FİLİZ KERESTECİOĞLU DEMİR (İstanbul) - Teşekkürler Sayın Başkan.

Aslında gerçekten, hani, hangi sürede neyi anlatacağımı bilemiyorum bazen burada konuşmaya başlarken. Ama çok ciddi, başlı başına kendileri tartışılması gereken sorunlar var. Bir tanesi, AK PARTİ-MHP ittifak yasa teklifi tabii. En başta bu geliyor, seçim ittifakı olarak adlandırılan teklif ve seçim kanunlarında bazı değişiklikler içeren bu teklif Meclis Başkanlığına sunuldu. Diğer hiçbir partiye danışmadan, çoğunluğa güvenerek bir yasa hazırlayıp tüm Türkiye'ye bunu dayatmak, artık, demokrasiyi ve uzlaşı, istişare siyasetini tamamen terk ettiğinizin bir göstergesidir. Yasamanın adresi Türkiye Büyük Millet Meclisidir, biz böyle biliyoruz. Önümüze getirilen teklifle, bir kez daha, demokratik bir zeminde, katılımcı bir şekilde, tartışmaya açık kanun yapım sürecinin baypas edildiğini ve Parlamentonun çoğunluk oligarşisiyle bir tür noter mercisi olarak işletilmek istendiğini görüyoruz. Bu teklif öncelikle 16 Nisan referandumunda yaşanan şaibe ve hukuksuzlukları yasal zırha büründürüyor. Mühürsüz zarf ve oy pusulalarının artık geçerli hâle gelecek olması bunun en büyük kanıtı. Bunun dışında, teklifte açık, eşit, denetlenebilir ve demokratik seçim ilkelerini ortadan kaldıran çok sayıda düzenleme var. Bunlardan biri, iktidarın emrinde olan -açıkça böyle söylemek gerekiyor- ve maalesef AKP il başkanları gibi davranan valilere sandık birleştirme ve taşıma yetkisinin verilmesi. Bir diğeri ise sandık başkanlarının kamu görevlilerinden oluşturulacak olması. Bu, seçimlerin asli öznesi olan siyasi partilerin...

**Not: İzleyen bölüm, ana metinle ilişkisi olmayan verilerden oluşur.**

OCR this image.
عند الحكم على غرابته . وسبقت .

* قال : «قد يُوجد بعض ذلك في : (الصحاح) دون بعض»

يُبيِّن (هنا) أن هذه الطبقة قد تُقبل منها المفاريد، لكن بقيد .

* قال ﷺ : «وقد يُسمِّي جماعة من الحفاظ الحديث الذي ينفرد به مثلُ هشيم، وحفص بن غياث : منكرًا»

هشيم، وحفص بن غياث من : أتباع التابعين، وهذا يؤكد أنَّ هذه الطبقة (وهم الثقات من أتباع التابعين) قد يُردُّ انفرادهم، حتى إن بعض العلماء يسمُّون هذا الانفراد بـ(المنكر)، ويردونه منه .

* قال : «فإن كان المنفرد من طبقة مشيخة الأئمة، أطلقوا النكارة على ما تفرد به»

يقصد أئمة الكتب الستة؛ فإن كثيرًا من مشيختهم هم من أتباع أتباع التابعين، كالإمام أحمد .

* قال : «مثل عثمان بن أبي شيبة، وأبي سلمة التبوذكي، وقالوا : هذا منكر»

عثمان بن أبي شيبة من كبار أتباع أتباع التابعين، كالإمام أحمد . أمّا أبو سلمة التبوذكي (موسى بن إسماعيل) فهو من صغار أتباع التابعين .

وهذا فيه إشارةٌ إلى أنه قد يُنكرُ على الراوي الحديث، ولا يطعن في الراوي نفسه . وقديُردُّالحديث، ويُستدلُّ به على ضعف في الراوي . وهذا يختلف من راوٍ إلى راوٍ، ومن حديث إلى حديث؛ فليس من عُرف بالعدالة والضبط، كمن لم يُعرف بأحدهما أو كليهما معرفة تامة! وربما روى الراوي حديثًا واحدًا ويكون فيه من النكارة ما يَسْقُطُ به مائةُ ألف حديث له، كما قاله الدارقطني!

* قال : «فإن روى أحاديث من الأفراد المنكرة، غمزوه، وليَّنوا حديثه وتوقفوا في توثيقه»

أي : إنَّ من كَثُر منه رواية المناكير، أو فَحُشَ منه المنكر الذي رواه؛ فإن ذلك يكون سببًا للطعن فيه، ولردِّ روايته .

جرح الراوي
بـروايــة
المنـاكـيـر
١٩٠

(Mikrofon otomatik cihaz tarafından kapatıldı)

BAŞKAN - Tamamlayın lütfen.

FİLİZ KERESTECİOĞLU DEMİR (İstanbul) - ...sandık kurulu belirleme haklarının ellerinden alınmasıdır ve bunun amacı, açıkça, sandık kurullarında çoğunluğun elde edilerek aslında her türlü kararın iktidarın lehine sonuçlandırılmak istenmesidir. Oy pusulasında ittifak bölümünün geniş, belirli bir alanı kapsayacak olması, seçmen davranışını psikolojik olarak etkileyecek olması da bu bölümde oy verme ve hesaplama usulünün farklı olması yine eşitlik ilkesinin ihlalidir. Yani gerçekten, aslında, bütün düzenlemeler, artık oyların hesaplanmasının AKP-MHP ittifakının hanesine yazılacak şekilde olmasına yönelik tasarlanmıştır ve biz, tabii, bu düzenlemenin daha çok tartışılacağını biliyoruz ama girizgâh olarak bunları söylemek istedik.

Bir diğer önemli konu, Türkiye'de yine AKP döneminde...

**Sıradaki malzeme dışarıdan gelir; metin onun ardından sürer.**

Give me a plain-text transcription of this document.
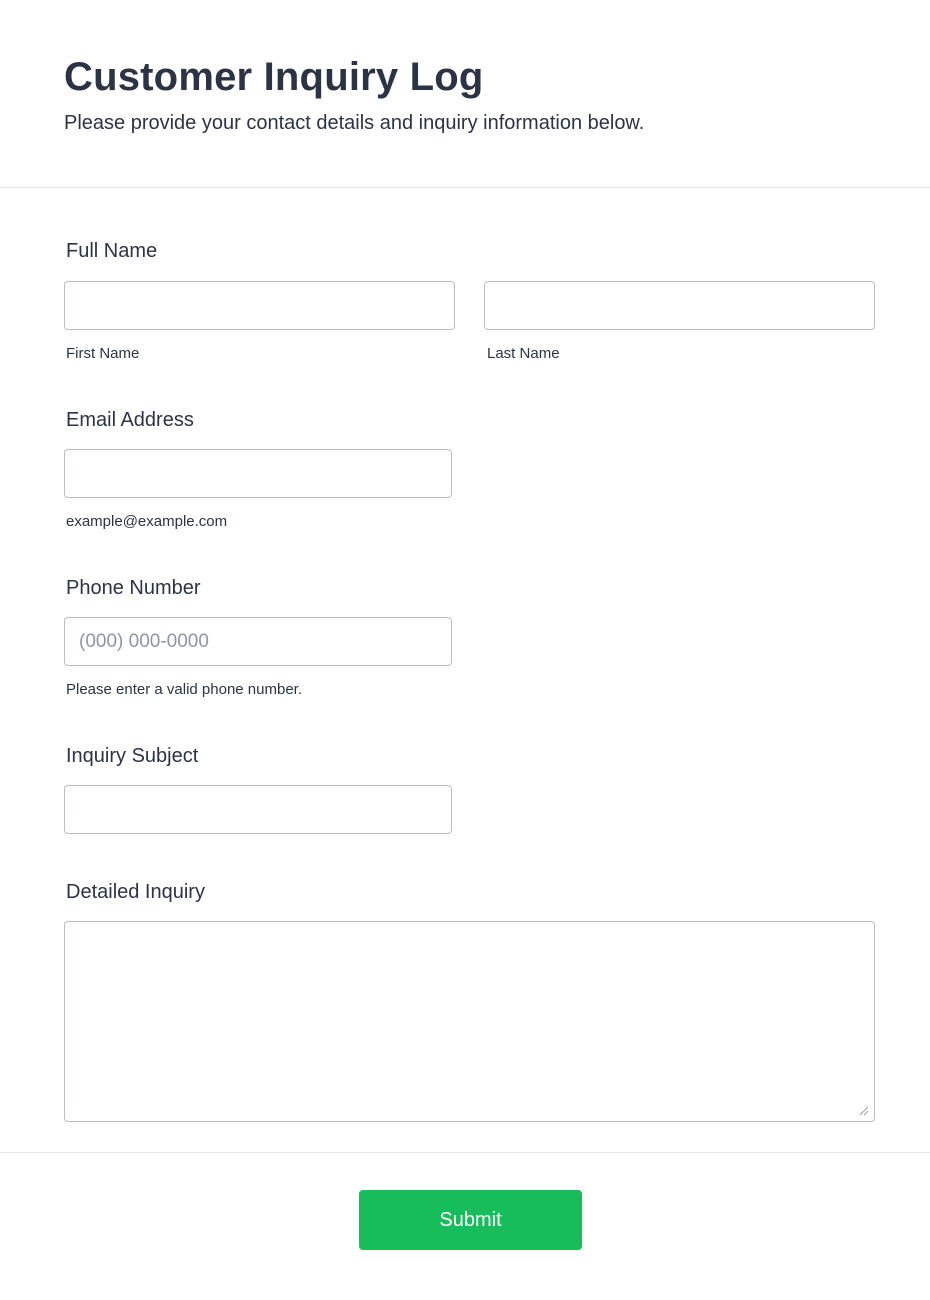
Customer Inquiry Log

Please provide your contact details and inquiry information below.

Full Name
First Name	Last Name
Email Address
example@example.com
Phone Number
(000) 000-0000
Please enter a valid phone number.
Inquiry Subject
Detailed Inquiry
Submit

(Mikrofon otomatik cihaz tarafından kapatıldı)

BAŞKAN - Buyurun.

FİLİZ KERESTECİOĞLU DEMİR (İstanbul) - ...yerliliğe vurulan en büyük darbe aslında tarım üzerinden oldu. Çiftçinin gelir-gider dengesi gözetilmeden, tarım cenneti olan bu ülkenin tarımsal üretimi gün geçtikçe azaldı ve buğday depolarından buğday ithal etmeye, bu noktaya gelen bu ülkede şimdi de başka bir kaynak kurutulmaya çalışılıyor; şeker fabrikaları satılmaya çalışılıyor yani 25'in 14'ü özelleştirilmek isteniyor. Buna sendikalar karşı çıkıyorlar. Bu, sadece bir istihdam sorunu değil, bu konudaki yaratılan belirsizlikler değil, aynı zamanda şeker pancarı ekolojik dengeyi düzenleyen bir bitki, çiftçiyi gerçekten mutlu eden ve sonrasında, onun ardından başka ekimlerin yapılmasının da müsait olduğu, buna elverişli bir bitki.

(Mikrofon otomatik cihaz tarafından kapatıldı)

BAŞKAN - Toparlayalım lütfen, tamamlayalım.

Buyurun.

FİLİZ KERESTECİOĞLU DEMİR (İstanbul) - Biz, sanıyorum, artık AK PARTİ'nin köye dönüş dediği -böyle bir ideali var diye sunuluyordu- ama şimdi köyden göçüşü politika hâline getirdiğini görmüş oluyoruz.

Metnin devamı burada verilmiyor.